International Symposium on Mathematical Science at Niigata University 2016
A Study of a New Heterogeneous Cluster Algorith
*Po-wei Hua (National Changhua University of Education (NCUE))
One the one hand, in the system of datamining, ''cluster'' is a group of the same elements gathered; instead, it makes more differences between groups. Thus, it makes us easier to design something suitable for each group and help us to reduce the amount of data-using. This system has been developed for years. It includes many kinds of algorithm, such as k-mean.
While on the other hand, ''heterogeneous cluster'' is just the opposite of cluster. It is a group of differences elements gathered; instead, it makes more similar between groups. Nowadays, seldom research about heterogeneous cluster has been published. However, it was widely-used in our daily life, such as distribution of classes, balanced diet, group sampling, etc.

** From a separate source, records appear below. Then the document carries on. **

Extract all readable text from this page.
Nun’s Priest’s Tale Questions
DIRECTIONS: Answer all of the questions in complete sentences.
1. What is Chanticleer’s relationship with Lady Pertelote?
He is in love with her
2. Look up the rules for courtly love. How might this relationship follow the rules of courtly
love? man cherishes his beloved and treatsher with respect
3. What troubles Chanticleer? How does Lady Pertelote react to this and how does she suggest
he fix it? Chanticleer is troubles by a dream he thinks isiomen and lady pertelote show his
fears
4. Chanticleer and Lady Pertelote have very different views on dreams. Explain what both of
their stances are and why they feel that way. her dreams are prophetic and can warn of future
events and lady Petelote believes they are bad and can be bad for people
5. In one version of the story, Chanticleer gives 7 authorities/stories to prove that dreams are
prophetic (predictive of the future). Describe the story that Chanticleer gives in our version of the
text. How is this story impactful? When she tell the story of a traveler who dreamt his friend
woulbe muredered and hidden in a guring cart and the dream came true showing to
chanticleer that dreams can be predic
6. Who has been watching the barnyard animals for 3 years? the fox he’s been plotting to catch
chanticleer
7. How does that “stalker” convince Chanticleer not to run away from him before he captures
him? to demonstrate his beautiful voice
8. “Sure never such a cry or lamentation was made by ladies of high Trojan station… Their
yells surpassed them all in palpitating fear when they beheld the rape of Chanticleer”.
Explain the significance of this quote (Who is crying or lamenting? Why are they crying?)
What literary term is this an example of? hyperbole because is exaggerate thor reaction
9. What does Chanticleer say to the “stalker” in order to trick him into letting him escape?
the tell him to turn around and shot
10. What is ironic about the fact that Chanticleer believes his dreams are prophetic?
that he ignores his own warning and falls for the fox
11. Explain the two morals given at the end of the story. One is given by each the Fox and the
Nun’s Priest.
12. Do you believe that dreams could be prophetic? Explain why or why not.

Nowadays, the application of heterogeneous cluster is in the field of education, including Random cluster and S cluster. Random cluster is not ideal enough, for the students are distributed randomly without any specific heterogeneous target. As for S cluster, it uses heterogeneous as the target to cluster the group. However, after analyzing the simulated data, the higher the dimension is, the more similar the result of Random cluster and S cluster is. Therefore, S cluster turns out to be a unsuitable method either.
In fact, it is impossible to find a ''perfect'' solution. Namely, it's a NP- hard question. Therefore, I created another heterogeneous cluster algorithm system to find a second best solution which is similar to Ripple. It diffuses from the core so I named it as Ripple Cluster. After analyzing the simulated data by using the Ripple Cluster, the result has a great chance to be more ideal than Random cluster and S cluster.